HELL HOUND (1977, Ken Greenhall): Greenhall’s second novel (a.k.a. BAXTER, and the basis of the 1989 movie of that title) is told from the point of view of a sociopathic bull terrier that yearns for the perfect owner. Unfortunately, we all fall short of a bull terrier’s expectations, and he’s forced to murder his owners and move on to greener pastures again and again. Greenhall is the heir to Shirley Jackson, writing in a precise, chilly voice that sounds as cruel and inhuman as you’d expect from a dog.
PIN (1981, Andrew Neiderman): Today, Neiderman is best known for being V.C. Andrews’ ghost writer, but his own novels are poisonous little bon-bons like PIN (made into a film in 1988), about a brother and a sister engaged in an incestuous three-way relationship with an anatomical dummy they believe is alive.

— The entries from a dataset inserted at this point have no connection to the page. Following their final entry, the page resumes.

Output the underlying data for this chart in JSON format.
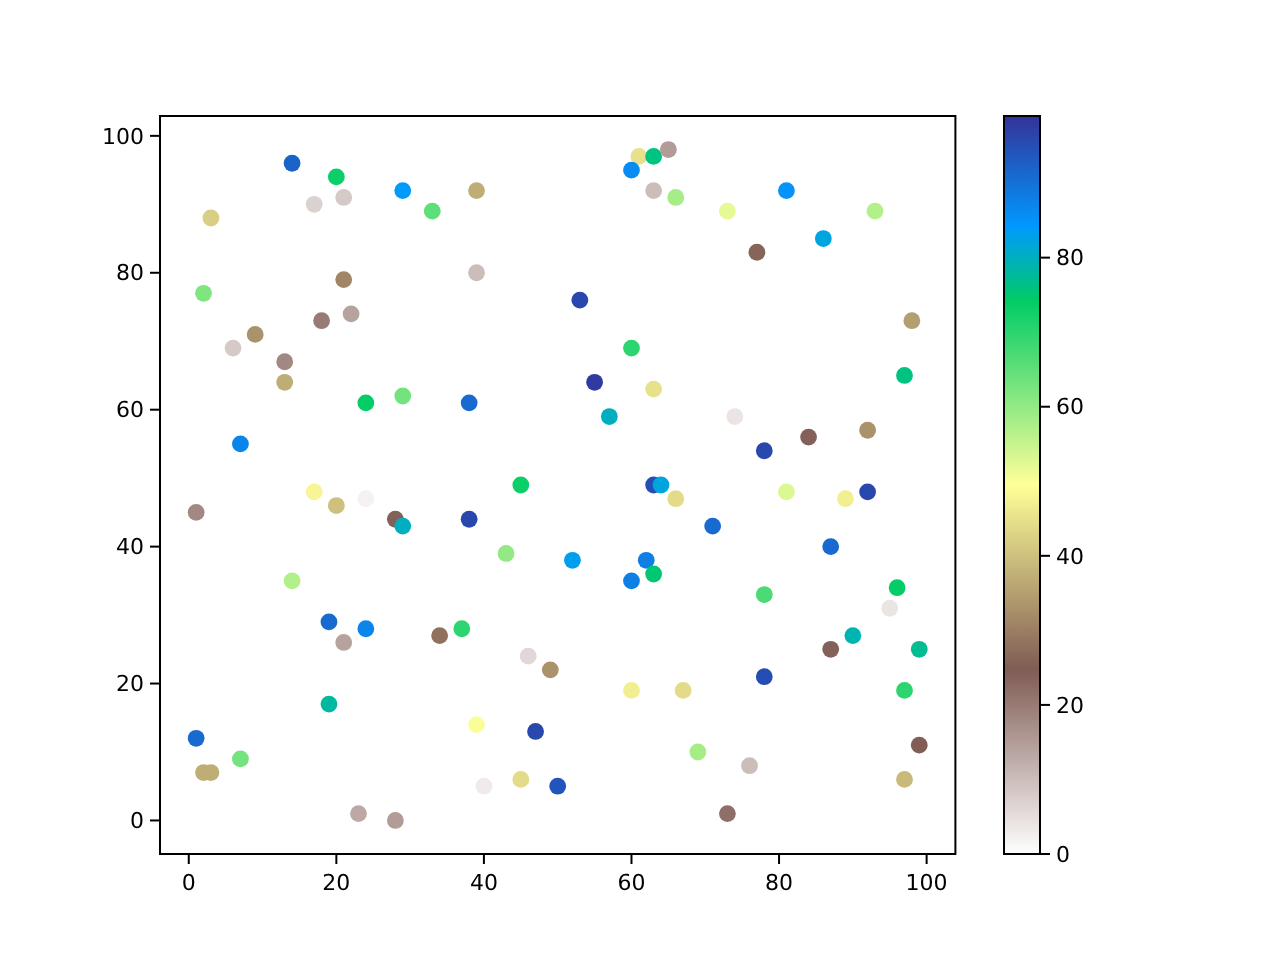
{
  "chart_data": {
    "type": "scatter",
    "marker": "circle",
    "x": [
      14,
      20,
      29,
      39,
      3,
      17,
      21,
      33,
      39,
      2,
      21,
      9,
      6,
      18,
      22,
      13,
      13,
      24,
      29,
      38,
      7,
      45,
      17,
      61,
      63,
      65,
      60,
      63,
      66,
      73,
      81,
      93,
      86,
      77,
      53,
      98,
      60,
      97,
      55,
      63,
      57,
      74,
      78,
      84,
      92,
      63,
      64,
      66,
      81,
      89,
      92,
      71,
      87,
      52,
      62,
      60,
      63,
      78,
      96,
      95,
      90,
      99,
      87,
      49,
      60,
      67,
      78,
      97,
      47,
      99,
      69,
      76,
      97,
      50,
      73,
      20,
      24,
      1,
      28,
      29,
      38,
      43,
      14,
      19,
      24,
      21,
      34,
      37,
      46,
      19,
      39,
      1,
      7,
      2,
      3,
      40,
      45,
      23,
      28
    ],
    "values": [
      96,
      94,
      92,
      92,
      88,
      90,
      91,
      89,
      80,
      77,
      79,
      71,
      69,
      73,
      74,
      67,
      64,
      61,
      62,
      61,
      55,
      49,
      48,
      97,
      97,
      98,
      95,
      92,
      91,
      89,
      92,
      89,
      85,
      83,
      76,
      73,
      69,
      65,
      64,
      63,
      59,
      59,
      54,
      56,
      57,
      49,
      49,
      47,
      48,
      47,
      48,
      43,
      40,
      38,
      38,
      35,
      36,
      33,
      34,
      31,
      27,
      25,
      25,
      22,
      19,
      19,
      21,
      19,
      13,
      11,
      10,
      8,
      6,
      5,
      1,
      46,
      47,
      45,
      44,
      43,
      44,
      39,
      35,
      29,
      28,
      26,
      27,
      28,
      24,
      17,
      14,
      12,
      9,
      7,
      7,
      5,
      6,
      1,
      0
    ],
    "cvalues": [
      92,
      73,
      84,
      37,
      42,
      7,
      8,
      65,
      10,
      62,
      31,
      33,
      8,
      20,
      14,
      18,
      37,
      74,
      63,
      91,
      87,
      73,
      48,
      45,
      76,
      15,
      86,
      10,
      58,
      52,
      85,
      57,
      82,
      26,
      96,
      35,
      70,
      76,
      98,
      45,
      80,
      4,
      96,
      24,
      33,
      95,
      82,
      44,
      53,
      47,
      96,
      91,
      91,
      83,
      88,
      88,
      75,
      67,
      74,
      4,
      79,
      77,
      24,
      33,
      47,
      44,
      95,
      70,
      96,
      25,
      58,
      10,
      39,
      94,
      22,
      40,
      2,
      18,
      24,
      80,
      96,
      60,
      57,
      91,
      87,
      14,
      28,
      70,
      6,
      78,
      50,
      91,
      63,
      37,
      37,
      3,
      44,
      13,
      15
    ],
    "clim": [
      0,
      99
    ],
    "cticks": [
      0,
      20,
      40,
      60,
      80
    ],
    "xlim": [
      -3.9,
      103.9
    ],
    "ylim": [
      -4.9,
      102.9
    ],
    "xticks": [
      0,
      20,
      40,
      60,
      80,
      100
    ],
    "yticks": [
      0,
      20,
      40,
      60,
      80,
      100
    ]
  }
}
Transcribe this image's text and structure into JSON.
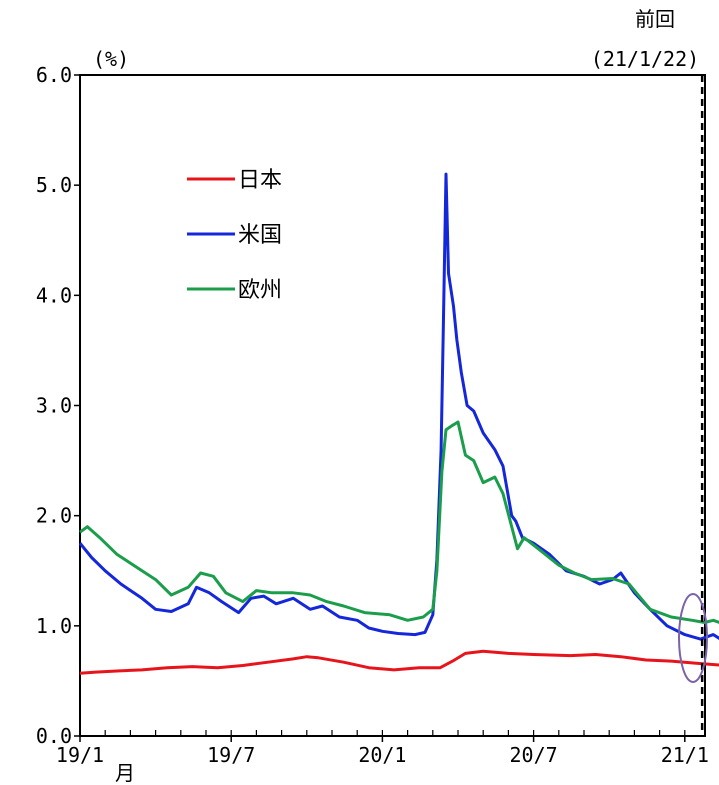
{
  "chart_data": {
    "type": "line",
    "yunit": "(%)",
    "ylim": [
      0,
      6
    ],
    "yticks": [
      "0.0",
      "1.0",
      "2.0",
      "3.0",
      "4.0",
      "5.0",
      "6.0"
    ],
    "xlim": [
      "2019-01",
      "2021-02"
    ],
    "xticks": [
      {
        "label": "19/1",
        "pos": "2019-01"
      },
      {
        "label": "19/7",
        "pos": "2019-07"
      },
      {
        "label": "20/1",
        "pos": "2020-01"
      },
      {
        "label": "20/7",
        "pos": "2020-07"
      },
      {
        "label": "21/1",
        "pos": "2021-01"
      }
    ],
    "xunit": "月",
    "marker": {
      "label_line1": "前回",
      "label_line2": "(21/1/22)",
      "date": "2021-01-22"
    },
    "grid": false,
    "legend_position": "top-left",
    "series": [
      {
        "name": "日本",
        "color": "#e8141b",
        "points": [
          [
            "2019-01-01",
            0.57
          ],
          [
            "2019-01-20",
            0.58
          ],
          [
            "2019-02-15",
            0.59
          ],
          [
            "2019-03-15",
            0.6
          ],
          [
            "2019-04-15",
            0.62
          ],
          [
            "2019-05-15",
            0.63
          ],
          [
            "2019-06-15",
            0.62
          ],
          [
            "2019-07-15",
            0.64
          ],
          [
            "2019-08-15",
            0.67
          ],
          [
            "2019-09-15",
            0.7
          ],
          [
            "2019-10-01",
            0.72
          ],
          [
            "2019-10-15",
            0.71
          ],
          [
            "2019-11-15",
            0.67
          ],
          [
            "2019-12-15",
            0.62
          ],
          [
            "2020-01-15",
            0.6
          ],
          [
            "2020-02-15",
            0.62
          ],
          [
            "2020-03-10",
            0.62
          ],
          [
            "2020-03-25",
            0.68
          ],
          [
            "2020-04-10",
            0.75
          ],
          [
            "2020-05-01",
            0.77
          ],
          [
            "2020-06-01",
            0.75
          ],
          [
            "2020-07-01",
            0.74
          ],
          [
            "2020-08-15",
            0.73
          ],
          [
            "2020-09-15",
            0.74
          ],
          [
            "2020-10-15",
            0.72
          ],
          [
            "2020-11-15",
            0.69
          ],
          [
            "2020-12-15",
            0.68
          ],
          [
            "2021-01-15",
            0.66
          ],
          [
            "2021-02-20",
            0.64
          ]
        ]
      },
      {
        "name": "米国",
        "color": "#1427d9",
        "points": [
          [
            "2019-01-01",
            1.75
          ],
          [
            "2019-01-15",
            1.62
          ],
          [
            "2019-02-01",
            1.5
          ],
          [
            "2019-02-20",
            1.38
          ],
          [
            "2019-03-15",
            1.25
          ],
          [
            "2019-04-01",
            1.15
          ],
          [
            "2019-04-20",
            1.13
          ],
          [
            "2019-05-10",
            1.2
          ],
          [
            "2019-05-20",
            1.35
          ],
          [
            "2019-06-05",
            1.3
          ],
          [
            "2019-06-20",
            1.22
          ],
          [
            "2019-07-10",
            1.12
          ],
          [
            "2019-07-25",
            1.25
          ],
          [
            "2019-08-10",
            1.27
          ],
          [
            "2019-08-25",
            1.2
          ],
          [
            "2019-09-15",
            1.25
          ],
          [
            "2019-10-05",
            1.15
          ],
          [
            "2019-10-20",
            1.18
          ],
          [
            "2019-11-10",
            1.08
          ],
          [
            "2019-12-01",
            1.05
          ],
          [
            "2019-12-15",
            0.98
          ],
          [
            "2020-01-01",
            0.95
          ],
          [
            "2020-01-20",
            0.93
          ],
          [
            "2020-02-10",
            0.92
          ],
          [
            "2020-02-22",
            0.94
          ],
          [
            "2020-03-01",
            1.1
          ],
          [
            "2020-03-06",
            1.6
          ],
          [
            "2020-03-11",
            2.6
          ],
          [
            "2020-03-14",
            3.8
          ],
          [
            "2020-03-17",
            5.1
          ],
          [
            "2020-03-20",
            4.2
          ],
          [
            "2020-03-26",
            3.9
          ],
          [
            "2020-03-30",
            3.6
          ],
          [
            "2020-04-05",
            3.3
          ],
          [
            "2020-04-12",
            3.0
          ],
          [
            "2020-04-20",
            2.95
          ],
          [
            "2020-05-01",
            2.75
          ],
          [
            "2020-05-15",
            2.6
          ],
          [
            "2020-05-25",
            2.45
          ],
          [
            "2020-06-05",
            2.0
          ],
          [
            "2020-06-10",
            1.95
          ],
          [
            "2020-06-18",
            1.8
          ],
          [
            "2020-07-01",
            1.75
          ],
          [
            "2020-07-20",
            1.65
          ],
          [
            "2020-08-10",
            1.5
          ],
          [
            "2020-09-01",
            1.45
          ],
          [
            "2020-09-20",
            1.38
          ],
          [
            "2020-10-05",
            1.42
          ],
          [
            "2020-10-15",
            1.48
          ],
          [
            "2020-11-01",
            1.3
          ],
          [
            "2020-11-20",
            1.15
          ],
          [
            "2020-12-10",
            1.0
          ],
          [
            "2021-01-01",
            0.92
          ],
          [
            "2021-01-20",
            0.88
          ],
          [
            "2021-02-05",
            0.92
          ],
          [
            "2021-02-20",
            0.85
          ]
        ]
      },
      {
        "name": "欧州",
        "color": "#1b9e4b",
        "points": [
          [
            "2019-01-01",
            1.85
          ],
          [
            "2019-01-10",
            1.9
          ],
          [
            "2019-01-25",
            1.8
          ],
          [
            "2019-02-15",
            1.65
          ],
          [
            "2019-03-15",
            1.5
          ],
          [
            "2019-04-01",
            1.42
          ],
          [
            "2019-04-20",
            1.28
          ],
          [
            "2019-05-10",
            1.35
          ],
          [
            "2019-05-25",
            1.48
          ],
          [
            "2019-06-10",
            1.45
          ],
          [
            "2019-06-25",
            1.3
          ],
          [
            "2019-07-15",
            1.22
          ],
          [
            "2019-08-01",
            1.32
          ],
          [
            "2019-08-20",
            1.3
          ],
          [
            "2019-09-15",
            1.3
          ],
          [
            "2019-10-05",
            1.28
          ],
          [
            "2019-10-25",
            1.22
          ],
          [
            "2019-11-15",
            1.18
          ],
          [
            "2019-12-10",
            1.12
          ],
          [
            "2020-01-10",
            1.1
          ],
          [
            "2020-02-01",
            1.05
          ],
          [
            "2020-02-20",
            1.08
          ],
          [
            "2020-03-01",
            1.15
          ],
          [
            "2020-03-06",
            1.5
          ],
          [
            "2020-03-12",
            2.4
          ],
          [
            "2020-03-17",
            2.78
          ],
          [
            "2020-03-25",
            2.82
          ],
          [
            "2020-04-01",
            2.85
          ],
          [
            "2020-04-10",
            2.55
          ],
          [
            "2020-04-20",
            2.5
          ],
          [
            "2020-05-01",
            2.3
          ],
          [
            "2020-05-15",
            2.35
          ],
          [
            "2020-05-25",
            2.2
          ],
          [
            "2020-06-05",
            1.9
          ],
          [
            "2020-06-12",
            1.7
          ],
          [
            "2020-06-20",
            1.8
          ],
          [
            "2020-07-10",
            1.68
          ],
          [
            "2020-08-01",
            1.55
          ],
          [
            "2020-08-20",
            1.48
          ],
          [
            "2020-09-10",
            1.42
          ],
          [
            "2020-10-05",
            1.43
          ],
          [
            "2020-10-25",
            1.38
          ],
          [
            "2020-11-20",
            1.15
          ],
          [
            "2020-12-15",
            1.08
          ],
          [
            "2021-01-10",
            1.05
          ],
          [
            "2021-01-25",
            1.03
          ],
          [
            "2021-02-05",
            1.05
          ],
          [
            "2021-02-20",
            1.01
          ]
        ]
      }
    ]
  }
}
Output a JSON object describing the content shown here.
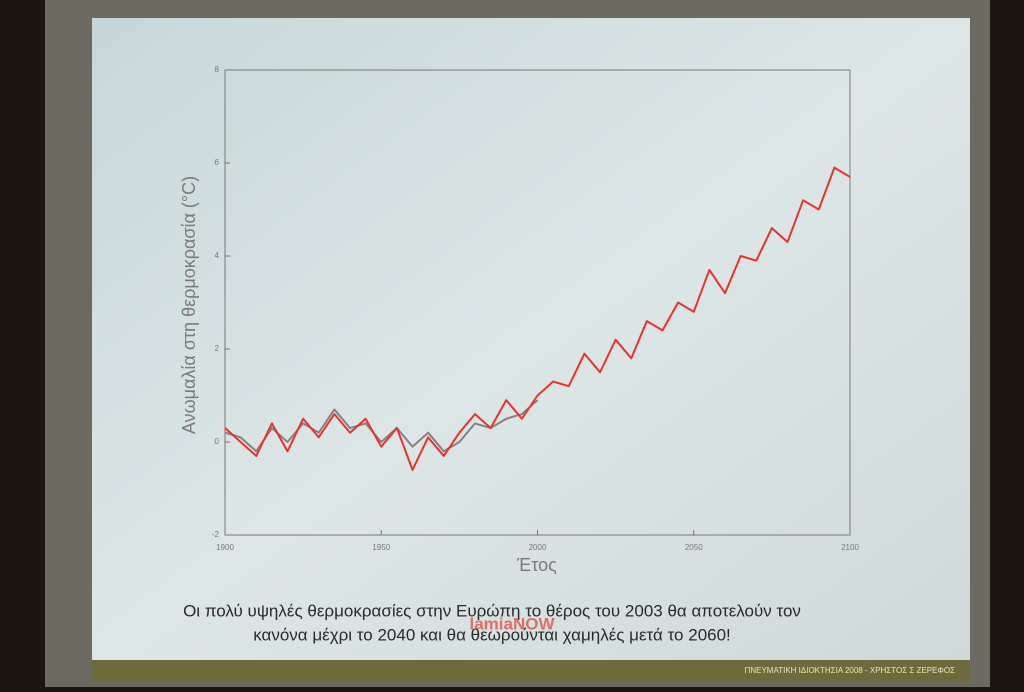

Neiderman is low on style but high on plot and character, both of which crank into overdrive when the sister in this relationship decides it’s time to start dating people who are a) alive and b) not blood relatives.
SUCH NICE PEOPLE (1981, Sandra Scoppettone): One of my favorite discoveries, this is a New England Christmas story about a large upper-middle-class family getting together over the holidays. Diets are broken, affairs are had, gifts are exchanged—oh, and their golden-boy son believes he has been ordered to murder every single one of them at the command of his cruel god, SOLA.
DARK ANGEL (1982, Sean Forestal): As Catholic and trashy as a hot pink Virgin Mary lawn ornament, Forestal’s book has a succubus stealing the semen from a cardinal in the Vatican, and it’s up to a two-fisted American priest to chase the pregnant she-demon across Europe. She’s driving a yellow Porsche and leaking black breast milk, he’s armed with a sword that can decapitate her—but only if he strikes at the moment of orgasm. It’s heavy-breathing hothouse thriller so overheated it’ll make your face sweat.